The division of the chapters reflects, I think, the editors’ intuition that the subject is only beginning to be properly explored. Therefore, the different sections reflect less a natural classification of the problem and more an invitation to read across. One point of departure for such “readings across” that I recommend, especially for those attracted to the use of ayahuasca for voyaging in the mind, is Barbara Keiffenheim’s fascinating account of the Cashinahua experiences with the hallucinogen.

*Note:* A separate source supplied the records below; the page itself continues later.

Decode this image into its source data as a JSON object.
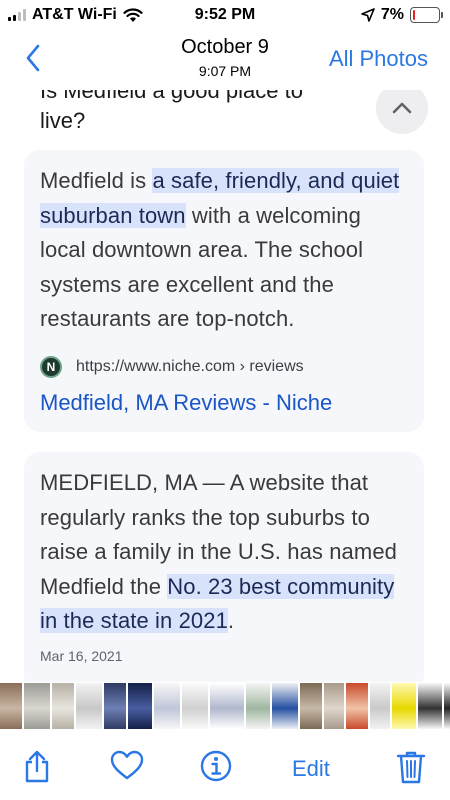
{
  "status_bar": {
    "carrier": "AT&T Wi-Fi",
    "time": "9:52 PM",
    "battery": "7%",
    "battery_level": 0.07,
    "icons": [
      "signal-icon",
      "wifi-icon",
      "location-arrow-icon",
      "battery-icon"
    ]
  },
  "nav": {
    "back_icon": "chevron-left-icon",
    "date": "October 9",
    "time": "9:07 PM",
    "all_photos": "All Photos"
  },
  "screenshot_content": {
    "question": "Is Medfield a good place to live?",
    "collapse_icon": "chevron-up-icon",
    "result1": {
      "text_before": "Medfield is ",
      "highlight": "a safe, friendly, and quiet suburban town",
      "text_after": " with a welcoming local downtown area. The school systems are excellent and the restaurants are top-notch.",
      "favicon_letter": "N",
      "source_url": "https://www.niche.com › reviews",
      "link_title": "Medfield, MA Reviews - Niche"
    },
    "result2": {
      "text_before": "MEDFIELD, MA — A website that regularly ranks the top suburbs to raise a family in the U.S. has named Medfield the ",
      "highlight": "No. 23 best community in the state in 2021",
      "text_after": ".",
      "date": "Mar 16, 2021"
    }
  },
  "thumbnails": [
    {
      "bg": "#8a6e5a",
      "accent": "#c9b6a3",
      "w": 22
    },
    {
      "bg": "#9c9c96",
      "accent": "#d9d6cf",
      "w": 26
    },
    {
      "bg": "#b7b2a6",
      "accent": "#e8e5de",
      "w": 22
    },
    {
      "bg": "#f2f2f2",
      "accent": "#c8c8c8",
      "w": 26
    },
    {
      "bg": "#2f3b63",
      "accent": "#6d7fb5",
      "w": 22
    },
    {
      "bg": "#14204a",
      "accent": "#4a5ea0",
      "w": 24
    },
    {
      "bg": "#f7f7f7",
      "accent": "#bfc6d8",
      "w": 26
    },
    {
      "bg": "#fafafa",
      "accent": "#d0d0d0",
      "w": 26
    },
    {
      "bg": "#ffffff",
      "accent": "#b0b8cc",
      "w": 34
    },
    {
      "bg": "#f4f4f4",
      "accent": "#9fb7a0",
      "w": 24
    },
    {
      "bg": "#eef0f4",
      "accent": "#2450a0",
      "w": 26
    },
    {
      "bg": "#7c6a55",
      "accent": "#c7b9a8",
      "w": 22
    },
    {
      "bg": "#a79a8b",
      "accent": "#e0d7cb",
      "w": 20
    },
    {
      "bg": "#c94a2a",
      "accent": "#f0c3a8",
      "w": 22
    },
    {
      "bg": "#f3f3f3",
      "accent": "#c9c9c9",
      "w": 20
    },
    {
      "bg": "#fff9b0",
      "accent": "#e8d800",
      "w": 24
    },
    {
      "bg": "#f7f7f7",
      "accent": "#333333",
      "w": 24
    },
    {
      "bg": "#fbfbfb",
      "accent": "#222222",
      "w": 22
    },
    {
      "bg": "#4a5566",
      "accent": "#c0a58a",
      "w": 26
    }
  ],
  "toolbar": {
    "share_icon": "share-icon",
    "favorite_icon": "heart-icon",
    "info_icon": "info-icon",
    "edit": "Edit",
    "delete_icon": "trash-icon"
  },
  "colors": {
    "accent": "#2b78e4",
    "highlight": "#d8e3fb",
    "link": "#1a56c4",
    "card_bg": "#f6f7fb",
    "battery_low": "#e02424"
  }
}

Two features make this volume especially interesting. First, it is a testament to the remarkable fertility of Brazilian anthropology. Second, the volume crosses frontiers in ways that run counter to habitual modes of thinking. In particular, the historical expansion of ayahuasca use among rubber tappers in Acre, beautifully documented in this volume, shows that the frontier between Brazil and Peru had a very different meaning to local people than to the agents of the nation states that created it. As an old rubber tapper told me on the Purús River in 1987, referring to the war that fixed this frontier, “In truth, this land is neither Brazil nor Peru, it is the land of the Indians.” In a charming response to such basic rubber tapper wisdom, the editors conclude their acknowledgements with one to ayahuasca itself, in the Spanish of Peruvian Amazonia.
American Anthropologist, vol. 106, number 3, sep. 2004, p. 624.